Oh and the last note on Dallas. In some of our offices you have notices asking you not to smoke, other offices prohibit photography. In Texas it’s a little different.


Sign in the Dallas office parking lot


After three days in Texas I really was quite happy to get back to California in general and more specifically to my wonderful car. The next morning (which happened to be the Friday that’s just passed) we sat in my wonderful car and headed to the Chilean consulate.

We had first visited the Chilean Consulate, more accurately the Consulado General de Chile, a month ago. Having been to embassies and consulates in India I had expected a fortified building with rude officials, nasty visa officers behind bullet proof glass and gun toting guards who would spit in our general direction. This was a little different. It actually was nothing more than a moderately sized room divided in the middle by a counter which could just well have been a doctor’s waiting room or the San Francisco branch of New India Assurance. We got there at 9:15 am (this is still the first visit a month ago) and found that it was locked despite the fact that it’s supposed to open at 9:00 am. A few minutes later a lost yet officious looking woman wandered up and asked us what we wanted. We said we wanted visas. A look of surprise and confusion crept across her face. “Visas?” she asked with large amounts of incredulity as if she hadn’t quite understood what we meant. Never ones to hold back on due praise and appreciation we repeated “Visas” nodding gently in a congratulatory fashion [It really is fun to nod gently in a congratulatory fashion]. “Which country?” she asked and almost involuntarily I said “Chile” which probably wasn’t the smartest thing in the world given that we were at the Chilean Consulate. She now produced a look of derision and said “Yes yes, I know that, but which country are you from?” Sheepishly I looked to the ground and the others said “India”.The mist in her eyes appeared to clear just a little and there were some signs of cognition. Then just to make sure that we were all on the same page she once again said, “Visas” and having received another set of gentle, affirmative nods let us into the Consulate.

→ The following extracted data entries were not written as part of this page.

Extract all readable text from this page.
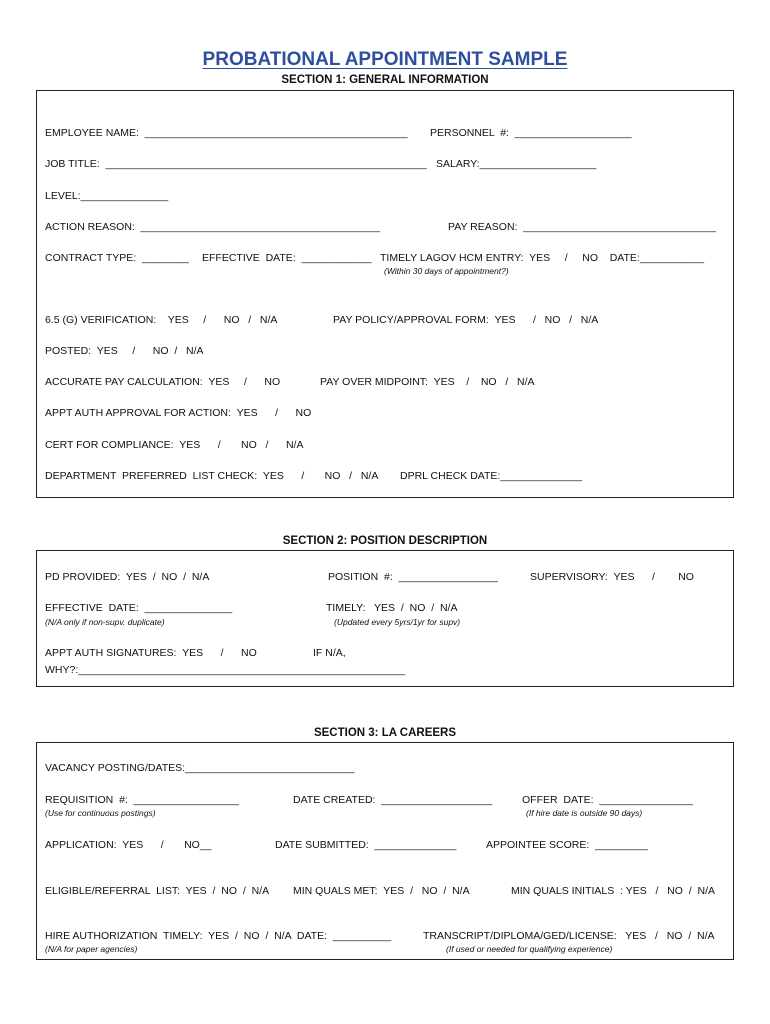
PROBATIONAL APPOINTMENT SAMPLE
SECTION 1: GENERAL INFORMATION
EMPLOYEE NAME:  _____________________________________________ PERSONNEL  #:  ____________________
JOB TITLE:  _______________________________________________________ SALARY:____________________
LEVEL:_______________
ACTION REASON:  _________________________________________	PAY REASON:  _________________________________
CONTRACT TYPE:  ________ EFFECTIVE  DATE:  ____________ TIMELY LAGOV HCM ENTRY:  YES     /     NO    DATE:___________
(Within 30 days of appointment?)
6.5 (G) VERIFICATION:    YES     /      NO   /   N/A	PAY POLICY/APPROVAL FORM:  YES      /   NO   /   N/A
POSTED:  YES     /      NO  /   N/A
ACCURATE PAY CALCULATION:  YES     /      NO	PAY OVER MIDPOINT:  YES    /    NO   /   N/A
APPT AUTH APPROVAL FOR ACTION:  YES      /      NO
CERT FOR COMPLIANCE:  YES      /       NO   /      N/A
DEPARTMENT  PREFERRED  LIST CHECK:  YES      /       NO   /   N/A DPRL CHECK DATE:______________
SECTION 2: POSITION DESCRIPTION
PD PROVIDED:  YES  /  NO  /  N/A	POSITION  #:  _________________	SUPERVISORY:  YES      /        NO
EFFECTIVE  DATE:  _______________
(N/A only if non-supv. duplicate)
TIMELY:   YES  /  NO  /  N/A
(Updated every 5yrs/1yr for supv)
APPT AUTH SIGNATURES:  YES      /      NO	IF N/A,
WHY?:________________________________________________________
SECTION 3: LA CAREERS
VACANCY POSTING/DATES:_____________________________
REQUISITION  #:  __________________
(Use for continuous postings)
DATE CREATED:  ___________________	OFFER  DATE:  ________________
(If hire date is outside 90 days)
APPLICATION:  YES      /       NO__	DATE SUBMITTED:  ______________	APPOINTEE SCORE:  _________
ELIGIBLE/REFERRAL  LIST:  YES  /  NO  /  N/A MIN QUALS MET:  YES  /   NO  /  N/A	MIN QUALS INITIALS  : YES   /   NO  /  N/A
HIRE AUTHORIZATION  TIMELY:  YES  /  NO  /  N/A  DATE:  __________
(N/A for paper agencies)
TRANSCRIPT/DIPLOMA/GED/LICENSE:   YES   /   NO  /  N/A
(If used or needed for qualifying experience)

As it turned out the visa officer was on leave and so we left our papers with the lady with the now 'un-dazed' eyes and she asked us to call back in 2 weeks. We then spent the next 4 weeks dialling their number every 15 minutes but for 4 weeks they resolutely refused to answer their phones. It is the sort of resoluteness that makes Chile a great country. When we finally managed to get through they asked us to visit them again and so on Friday we all made our way back to the Consulate. The first big difference we noticed was that the little room actually had other people waiting around. The second big difference was that the visa officer was back. The visa officer was this stern little woman who had a computer, a printer and lots of little rubber stamps. One by one she would pick up our passports, look at them suspiciously, consult her computer and then would randomly choose four or five rubber stamps and start stamping our passports with just a hint of fury. The cousin and I found this all very amusing as we stood there giggling like little girls and decided that this would probably be more fun than the actual trip. Despite our deep suspicion we got all four passports back, with four very smudged and just about legible Chilean visas.

And yes yes, your brilliant insight is indeed not misplaced. We are in fact headed to Chile. And yes, it really is very exciting. And yes, I will try and have a great time, thank you very much. I think I’ll now go sit down and digest all the excitement.